You will be glad to know our pile of wood is now safely covered and no longer getting wet when it rains.
We found a nifty long off-cut of retro kitchen tablecloth upstairs in Katerina’s Supermarket that did the job nicely. 13 euros well spent, I thought although there was a gasp from Elias when we told him that we’d spent so much. Well, needs must, a tarp wasn’t appearing any time soon of it’s own volition.
The woodpile cover is not the only thing we’ve accidentally overspent on either!
In Katerina’s we asked the young lady behind the till if they sold kindling. We had tried to light the fire the night before with only 2 x firelighters and a few fir cones, no paper or kindling. It wasn’t happening.
Kindling, for you youngsters under 30, is neatly tied up batches of small bits of split dry wood, usually sold in bundles at petrol stations in the UK. You use it, along with paper and firelighters, to get a fire or your bar-b-q burning before you put on your bigger bits of wood.

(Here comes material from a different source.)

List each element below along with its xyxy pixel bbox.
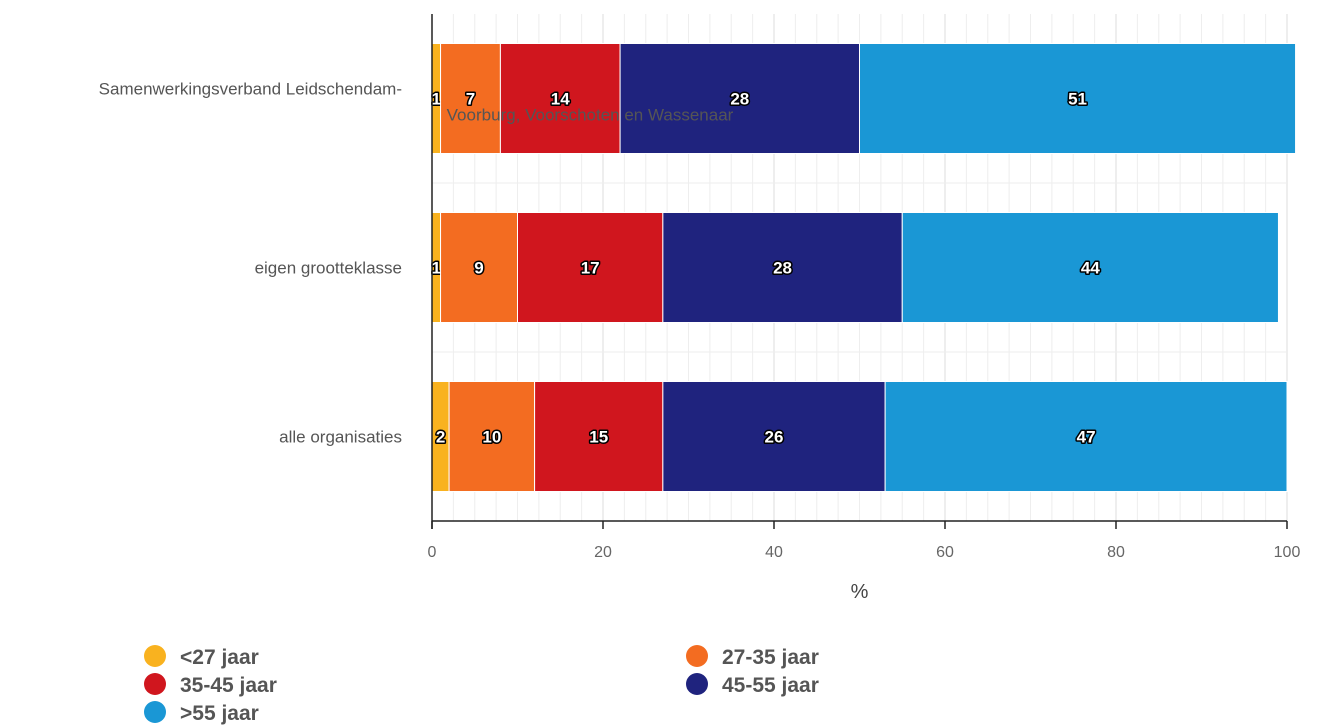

We’ve all seen The Island with Bear Grylls, we know you always need kindling of sorts to get a good fire going.
I felt sure they must have some in Katerina’s, as they sell just about everything else, including currently the tools to knock olives out of trees, the nets to catch them in and the sacks to bag them up with.
Said young lady looked a bit non-plussed and there was a short discussion with the four or five greek gentlemen who were now standing in the queue behind us.
Then her eyes lit up, along with those of our audience and she dashed off to the “fancy oil, gluten free biscuits & pasta and expensive organic toiletries” department (yes! they have one of those too), returning with a cellophane gift wrapped bunch of twigs with a ribbon on.
Sarah by now was muttering “no, no, leave it, come on, they obviously haven’t got any” but I was so confused and embarrassed by now, I bought the damn thing, it only being 1 euro 75 cents. I felt rather obliged as she’d made the effort to find it for me!
We beat a rather hasty exit and started our trudge back up the hill speculating about what we had just bought that was obviously some kind of gift from The Mani.
We’d only gone about 20 metres before I spotted a small pile of thin olive branches by the side of the road, looking very much like dry twigs or, in other words KINDLING!
We had not even seen it on the way downhill, our minds being on something else entirely.
Now the Baader-Meinhof phenomenon was kicking in, otherwise known as “selective attention” and “frequency illusion” and everywhere we looked we saw little piles of dried up grass, piles of thin olive twigs and all of it right for collecting in carrier bags and using in future.
All completely free of charge.
Oh, how those guys in the supermarket must have been chuckling to themselves!
Coming back to Katerina’s, it’s a great story of enterprise made good. When we first visited twenty years ago, it was a great supermarket on Stoupa seafront, made most attractive to the younger visitor by a very large talking parrot in a very large cage right by the checkout.
When I came back in 2010, the big Katerina’s was being built on the main road (when I say “main road” I mean a car or truck every few minutes, sometimes two or three together!).
Now apparently, the owner (a man, not known as Katerina at all) reigns over 4 such emporiums in the area and each with their own little twist.
The original one, on the seafront, specialises in basic food and toiletries, with a large range of leather sandals and flipflops, hats and beachwear.
Parrot #2 has been in residence for 13 years and regularly rides triumphantly around on a trolley shouting his head off.
Ours, the main road version, sports the mysterious Fancy Circle as we have come to think of it, with attractive pastel vinyl seats for the resting of one’s weary trotters, as you fill your basket with things you never knew you needed.
I’ve not visited the others, but I suspect they each have their quirks according to the needs of the local population.
Altogether a successful entrepreneurial operation, spanning 3 decades, about which I will endeavour to find out more.